Related mental ray shader: mia_envblur
The Environment Blur shader works by accepting some other environment shader as input, which would usually be a shader that performs an environment lookup in an HDRI environment map. This shader is intended to increase quality and performance of rendered objects that are largely reflecting the mental ray environment (that is, objects that do not primarily reflect other objects).
The Environment Blur shader is particularly useful in product visualization renderings that are surrounded by an HDRI environment map for reflections, and also for visual effects work where you want to integrate CG objects in a real world scene using HDRI reflections with smooth yet fast lookup.
The Environment Blur shader is not as useful for interior architectural renderings, since in those (enclosed) scenes, most reflection rays are bound to hit other objects and the purpose of this shader is to help reflection rays that do not hit other objects. Therefore, you will get the largest benefit in an "open" scene.
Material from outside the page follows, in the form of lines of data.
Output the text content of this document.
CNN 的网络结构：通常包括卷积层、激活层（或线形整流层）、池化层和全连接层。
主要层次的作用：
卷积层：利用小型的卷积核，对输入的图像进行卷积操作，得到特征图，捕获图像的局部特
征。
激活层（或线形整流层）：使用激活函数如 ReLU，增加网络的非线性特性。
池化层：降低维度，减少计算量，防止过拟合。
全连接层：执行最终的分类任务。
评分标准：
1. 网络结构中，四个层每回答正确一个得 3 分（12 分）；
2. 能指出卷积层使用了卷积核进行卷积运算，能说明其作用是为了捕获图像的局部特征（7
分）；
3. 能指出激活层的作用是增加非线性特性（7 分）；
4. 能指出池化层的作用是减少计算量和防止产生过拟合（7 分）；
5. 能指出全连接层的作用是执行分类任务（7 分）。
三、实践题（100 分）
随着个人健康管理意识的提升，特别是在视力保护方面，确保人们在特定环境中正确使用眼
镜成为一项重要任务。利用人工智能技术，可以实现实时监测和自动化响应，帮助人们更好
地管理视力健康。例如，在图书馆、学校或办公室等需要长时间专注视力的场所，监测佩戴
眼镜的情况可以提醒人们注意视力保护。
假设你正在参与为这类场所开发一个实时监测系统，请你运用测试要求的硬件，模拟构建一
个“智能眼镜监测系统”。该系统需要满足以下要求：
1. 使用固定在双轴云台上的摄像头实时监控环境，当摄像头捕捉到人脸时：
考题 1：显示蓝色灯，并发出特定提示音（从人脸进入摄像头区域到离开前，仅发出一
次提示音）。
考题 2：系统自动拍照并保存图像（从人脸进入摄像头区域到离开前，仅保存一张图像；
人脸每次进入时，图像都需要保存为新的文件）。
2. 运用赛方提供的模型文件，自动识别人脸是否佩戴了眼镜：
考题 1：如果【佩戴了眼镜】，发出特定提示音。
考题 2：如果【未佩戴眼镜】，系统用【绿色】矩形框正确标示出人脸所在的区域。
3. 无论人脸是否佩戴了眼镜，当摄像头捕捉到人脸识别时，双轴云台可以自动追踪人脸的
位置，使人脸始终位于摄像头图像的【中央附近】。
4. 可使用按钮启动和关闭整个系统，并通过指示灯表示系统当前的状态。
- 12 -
When the rendering starts, the Environment Blur shader performs a one-time setup and rasterizes the result of the environment shader into a special internal mipmap format. Then, as rendering proceeds, the shader can perform an extremely efficient blurring operation in the environment map in a way that provides a "look" very similar to shooting an extremely large number of glossy reflection rays, yielding a perfectly smooth result very quickly.
Where your existing environment shader is connected (in the material node's Environment input port), instead connect the Environment Blur shader, and then reconnect your original environment shader into the Environment Blur shader's environment shader input port.
Tips for using Environment Blur with the Architectural Material
In the Architectural Material shader, click the Optimization tab and enable the Single Environment Sample checkbox.
In the Environment Blur shader, set the Image Resolution high enough to resolve the details of your original environment map.
As for the actual blur amount, you have two choices:
You can set a fixed Blur Amount in the Environment Blur shader. But this is not ideal if you have different materials of different glossiness, because you would need separate copies with different blur amounts applied as environment maps to each material.
A better solution is to set the Blur Amount to 0.0 and allow the blur to be calculated by the Architectural Material shader. Any glossy reflection environment lookup performed by Architectural Material will automatically create the appropriate blur amount for the Environment Blur shader.
Essentially, the Architectural Material "informs" the environment shader which Glossiness setting is used for a certain environment lookup, and thereby allows a single global copy of the Environment Blur shader (applied to the render pass' shader stack) to follow the glossiness of multiple Architectural Materials. This setup also works for map-driven glossiness on a single material.
Inter-object reflections will still involve multiple sampling and may display some grainy effects, but you can work around this by limiting the Reflection Distance in the Architectural Material shader for example.